The truck had grown cold and we had to let the engine run a bit before being on the road again.  The last glimmer of daylight faded behind the horizon.  Already, night was encroaching and fast.  It didn’t take long for the roads to turn completely dark.  Lev had to turn on his highbeams to see.

There was a weight to the silence.  Penelope had chosen to ride shotgun, instead of in the back with me.  Instead of pressing the issue, I chose to look out the window instead.  It turned out to be a really bad idea, because I kept spooking myself with thoughts of something looking back at me from the forest.
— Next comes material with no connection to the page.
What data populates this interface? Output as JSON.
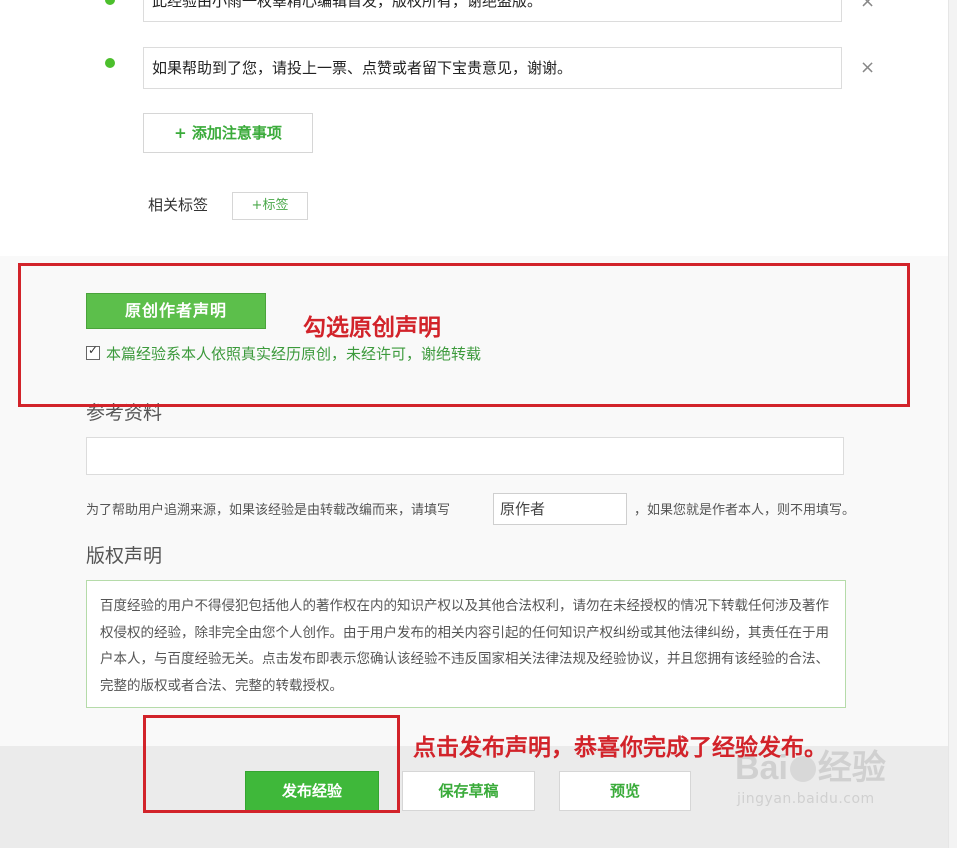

Rather than sleep, I opened up one of my books and read up on the Third Eye.  It was a good while before Penelope spoke.

“Did you take AP World History?”

This was the last place I expected questions about my high school curriculum to come up.  It had only been a few days but school seemed so distant and meaningless now.

“Nope.”  I answered.

Penelope continued, unbothered, “There’s a theory called environmental determinism.  Basically, the world we live in; all the wars, the different resources, even the culture, was all shaped by where people chose to live.”

“Ok?”

Her voice took on momentum, like a teacher giving a lecture.  “China and Brazil basically own agriculture.  Oil?  The Middle East.  Tech?  U.S, Japan, and Korea.  You with me so far?”

I nodded.  I hoped she was going somewhere with this.

She was.

“Then answer me this, Hallow.  Who owns Magic?”

I frowned.

“Magic?”  I asked eloquently, like the quick-witted high school student I was.

“Yes.  Magic.”

“I don’t know.  Society?  The magic home owner’s associations?”  I threw out some answers, but I knew that it wasn’t what Penelope was getting at.  It was like I saw a foggy picture of what she was trying to draw, but everytime I tried to get a better look, the picture slipped just out of reach.  My brain struggled with the concept of Magic as a resource, trying to get a better understanding of where Penelope was going with this line of questioning.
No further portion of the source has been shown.